TV vet Steve Leonard is a patron of the Painted Dog Conservation UK charity. From time to time he leads conservation safaris to the charity's centre in Hwange National Park in Zimbabwe.
Statistics from Altmetric.com
Tell us about the charity
I have been a patron of Painted Dog Conservation (PDC-UK) for many years and I am proud of the extraordinary work it does in Zimbabwe to help the dogs and the local community. Conservation tours are an opportunity to show a group of like-minded wildlife enthusiasts what amazing animals painted dogs are and explain what is being done to ensure their survival in this beautiful habitat.
What is a conservation safari?
A conservation safari is a rare opportunity to go behind the scenes of wildlife conservation work. Teaming up with researchers in the field allows you unparalleled access to their study animals. This is why we teamed up with legendary field biologist Greg Rasmussen, who has been working with painted dogs for decades. In the pristine Mana Pools National Park we tracked radio-collared dogs and watched their fascinating social interactions. It's a privilege to be able to watch wildlife with such an expert as Greg on hand to tell you exactly what you are seeing.
The second part of the trip brought us to PDC's centre on the edge of Hwange National Park. Here we teamed up with charity's main tracker who has been working with these dogs for most of his adult life. He is a phenomenal tracker and was able to get our visitors up close and personal with the resident packs in the area. Our guests were also able to visit the education centre and meet local children on a residential trip to PDC's wildlife camp. These kids live just outside a national park and most of them have never seen their own wildlife. It's great to see just how keen they are to learn about their environment and what amazing ambassadors for conservation they become. Many of the staff working at the centre attended the camp when they were at school.
What other charities are you patron of?
I have limited my patronage to projects that I have proper engagement with because – hand on heart – I want to be able to talk with passion about the projects that I'm associated with when someone asks me about them. Currently, I am a patron of Painted Dog Conservation UK, the Horniman Museum, Wildlife Vets International, Dog AID and Act for Wildlife. I am also an ambassador for the PDSA.
How did you get to where you are today?
I was fortunate to walk into the back door of TV. Being filmed at vet school was one of those chance opportunities that opened doors that I never knew existed. It wasn't planned, and even now it's not something I have any control over. I just answer the phone occasionally and say yes.
What's the most bizarre thing you have found yourself doing for TV?
Making television programmes is really odd. You do get used to it and only realise how strange it is when you tell someone else about it. For a few years I was zooming round the world leaping from weird experience to weird experience.
Have you had any dangerous/frightening moments?

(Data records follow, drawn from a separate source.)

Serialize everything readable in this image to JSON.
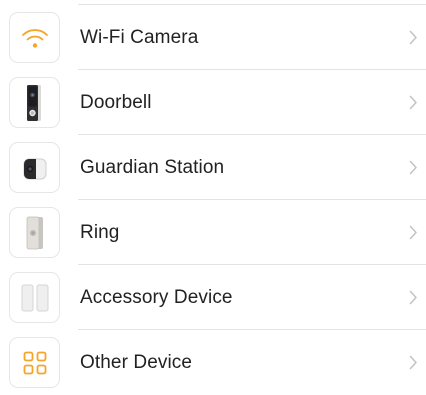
{
  "colors": {
    "accent": "#f5a52a",
    "separator": "#e3e3e6",
    "text": "#222222",
    "chevron": "#c4c4c7"
  },
  "devices": [
    {
      "label": "Wi-Fi Camera",
      "icon": "wifi-icon"
    },
    {
      "label": "Doorbell",
      "icon": "doorbell-icon"
    },
    {
      "label": "Guardian Station",
      "icon": "guardian-station-icon"
    },
    {
      "label": "Ring",
      "icon": "ring-chime-icon"
    },
    {
      "label": "Accessory Device",
      "icon": "accessory-sensor-icon"
    },
    {
      "label": "Other Device",
      "icon": "grid-icon"
    }
  ]
}
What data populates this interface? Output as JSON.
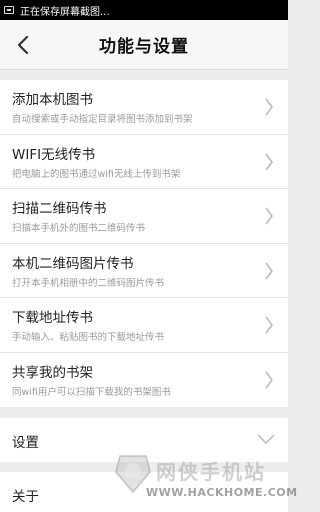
{
  "status_bar": {
    "text": "正在保存屏幕截图..."
  },
  "header": {
    "title": "功能与设置",
    "back_icon": "chevron-left-icon"
  },
  "import_options": [
    {
      "title": "添加本机图书",
      "subtitle": "自动搜索或手动指定目录将图书添加到书架"
    },
    {
      "title": "WIFI无线传书",
      "subtitle": "把电脑上的图书通过wifi无线上传到书架"
    },
    {
      "title": "扫描二维码传书",
      "subtitle": "扫描本手机外的图书二维码传书"
    },
    {
      "title": "本机二维码图片传书",
      "subtitle": "打开本手机相册中的二维码图片传书"
    },
    {
      "title": "下载地址传书",
      "subtitle": "手动输入、粘贴图书的下载地址传书"
    },
    {
      "title": "共享我的书架",
      "subtitle": "同wifi用户可以扫描下载我的书架图书"
    }
  ],
  "settings": {
    "label": "设置"
  },
  "about": {
    "label": "关于"
  },
  "watermark": {
    "name": "网侠手机站",
    "url": "WWW.HACKHOME.COM"
  },
  "colors": {
    "background": "#ececec",
    "header": "#f7f7f7",
    "text": "#222222",
    "subtext": "#9a9a9a"
  }
}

Loads of frightening stuff, but it is the same sort of fear most vets experience a couple of times a year. Having close calls with animals is what we do. Dogs, horses, bulls – they are all unpredictable and hospital-visit-inducing at times. When it's a new species it's even more spicy because I don't know quite how they are going to react. The most trouser-troubling events included going into an enclosure with African lions and accidentally diving with a great white shark.
What do you like about your job?
Variety is what makes life interesting. I love my vet work and also love wildlife experiences. Early in my career I was all about jumping in with both feet and getting stuck in regardless of the consequences (both as a vet and working with wildlife). Now I am, I hope, more sympathetic, more considerate and more appreciative of the opportunities I'm presented with.
What don't you like?
I don't like being away from home. I never have; three weeks away is the longest I am comfortable with, even though I've done longer trips. I love home life and have a great family and social life.
What was your proudest moment?
All my proudest moments have been vetting. Fixing animals is a big deal. I mainly get a buzz out of pride in those around me. I have worked with awesome people who do their jobs incredibly well in really tough circumstances; I suppose my main goal is not to let them down. People often refer to the series I present as ‘your series’ but they don't belong to me at all. I am just the most visible piece of a big team of talented people making it all happen.
. . . and your most embarrassing?
I mixed up the words ‘kill’ and ‘hunt’ in a piece to camera once – thank goodness it wasn't live!